OpenCompass v0.3.1
The OpenCompass team is thrilled to announce the release of OpenCompass v0.3.1!
🌟 Highlights
- 🚀 Support pip installation, update Readme and evaluation demo
- 🐛 Fixed various dataset loading issues.
- ⚙️ Enhanced auto-download features for datasets.
🚀 New Features
- 🆕 Introduced support for Ruler datasets.
- 🆕 Enhanced model compatibility.
- 🆕 Improved dataset handling, support auto-download for various datasets
📖 Documentation
- 📚 Updated README to reflect the latest changes.
- 📚 Improved documentation for dataset loading procedures.
🐛 Bug Fixes
- 🐞 Resolved modelscope dataset load issues.
- 🐞 Corrected evaluation scores for the Lawbench dataset.
- 🐞 Fixed dataset bugs for CommonsenseQA and Longbench.

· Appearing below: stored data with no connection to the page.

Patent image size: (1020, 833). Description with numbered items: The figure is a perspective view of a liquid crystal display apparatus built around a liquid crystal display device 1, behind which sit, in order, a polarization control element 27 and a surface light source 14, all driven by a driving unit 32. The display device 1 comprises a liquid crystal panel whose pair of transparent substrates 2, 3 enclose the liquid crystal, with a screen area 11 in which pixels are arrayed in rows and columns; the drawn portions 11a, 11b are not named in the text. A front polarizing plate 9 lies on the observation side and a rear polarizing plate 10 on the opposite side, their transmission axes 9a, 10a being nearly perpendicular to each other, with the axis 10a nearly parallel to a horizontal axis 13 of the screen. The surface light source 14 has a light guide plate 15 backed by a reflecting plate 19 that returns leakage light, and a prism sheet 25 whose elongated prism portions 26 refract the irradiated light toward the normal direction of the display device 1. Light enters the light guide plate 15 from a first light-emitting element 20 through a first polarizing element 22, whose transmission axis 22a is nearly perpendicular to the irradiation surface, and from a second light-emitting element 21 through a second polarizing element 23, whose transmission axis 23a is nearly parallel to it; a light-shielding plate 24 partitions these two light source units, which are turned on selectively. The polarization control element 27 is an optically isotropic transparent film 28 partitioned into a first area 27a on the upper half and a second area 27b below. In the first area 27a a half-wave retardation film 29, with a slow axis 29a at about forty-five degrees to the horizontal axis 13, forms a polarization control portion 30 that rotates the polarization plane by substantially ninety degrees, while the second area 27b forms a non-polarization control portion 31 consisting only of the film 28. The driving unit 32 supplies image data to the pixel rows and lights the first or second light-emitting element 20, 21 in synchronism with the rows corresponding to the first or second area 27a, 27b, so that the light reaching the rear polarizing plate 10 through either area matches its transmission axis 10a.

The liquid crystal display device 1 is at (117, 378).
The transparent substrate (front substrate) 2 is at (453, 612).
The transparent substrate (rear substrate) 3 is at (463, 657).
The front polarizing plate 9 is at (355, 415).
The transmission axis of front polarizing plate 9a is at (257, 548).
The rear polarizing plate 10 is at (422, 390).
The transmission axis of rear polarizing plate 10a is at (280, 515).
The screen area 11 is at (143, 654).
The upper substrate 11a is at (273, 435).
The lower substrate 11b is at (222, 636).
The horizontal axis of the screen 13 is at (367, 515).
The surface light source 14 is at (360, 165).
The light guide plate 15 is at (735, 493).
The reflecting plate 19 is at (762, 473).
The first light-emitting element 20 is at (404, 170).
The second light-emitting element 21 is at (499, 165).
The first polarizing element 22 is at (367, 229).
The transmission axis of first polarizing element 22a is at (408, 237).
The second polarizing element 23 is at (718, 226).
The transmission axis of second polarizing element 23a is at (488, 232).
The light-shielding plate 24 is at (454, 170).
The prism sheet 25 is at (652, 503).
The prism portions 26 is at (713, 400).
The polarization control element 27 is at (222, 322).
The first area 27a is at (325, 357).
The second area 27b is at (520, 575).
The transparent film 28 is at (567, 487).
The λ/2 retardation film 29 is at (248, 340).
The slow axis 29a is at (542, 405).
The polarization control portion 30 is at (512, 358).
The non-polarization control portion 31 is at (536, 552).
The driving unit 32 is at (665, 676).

⚙ Enhancements and Refactors
- 🔧 Retained first and last halves of prompts to avoid max_seq_len issues.
- 🔧 Updated Compassbench to v1.3.
- 🔧 Switched to Python runner for single GPU operations.
🎉 Welcome New Contributors
- 🙌 @Yunnglin for fixing modelscope dataset load problem.
- 🙌 @changyeyu for addressing max_seq_len issues with prompt handling.
- 🙌 @seetimee for updates to openai_api.py.
- 🙌 @HariSeldon0 for adding the scicode dataset.
What's Changed
- [Fix] Fix modelscope dataset load problem by @Yunnglin in #1406
- [Fix] the issue where scores are negative in the Lawbench dataset evaluation(#1402) by @yaoyingyy in #1403
- [Doc] Update README by @tonysy in #1404
- Retain first and last halves of prompts to avoid max_seq_len issues by @changyeyu in #1373
- [UPDATE] Compassbench v1.3 by @MaiziXiao in #1396
- [Fix] longbench dataset load fix by @MaiziXiao in #1422
- [Fix] Sub summarizer order fix by @bittersweet1999 in #1426
- [Update] Support auto-download of FOFO/MT-Bench-101 by @tonysy in #1423
- [Bug] Commonsenseqa dataset fix by @MaiziXiao in #1425
- [Feature] Add abbr for rolebench dataset by @xu-song in #1431
- [Feature] Add Ruler datasets by @MaiziXiao in #1310
- [Fix] Fix openai api tiktoken bug for api server by @liushz in #1433
- Update openai_api.py by @seetimee in #1438
- [Feature] Add model support for 'huggingface_above_v4_33' when using '-a' by @liushz in #1430
- Add scicode by @HariSeldon0 in #1417
- [Doc] Update Readme by @MaiziXiao in #1439
- [Fix] Update option postprocess & mathbench language summarizer by @liushz in #1413
- [ci] add commond testcase into daily testcase by @zhulinJulia24 in #1447
- [Feature] Switch to python runner for single GPU by @xu-song in #1308
- [Fix] Update SciCode and Gemma model by @tonysy in #1449
- [Bump] Bump version to 0.3.1 by @tonysy in #1450
Full Changelog: 0.3.0...0.3.1
Thank you for your continued support and contributions to OpenCompass!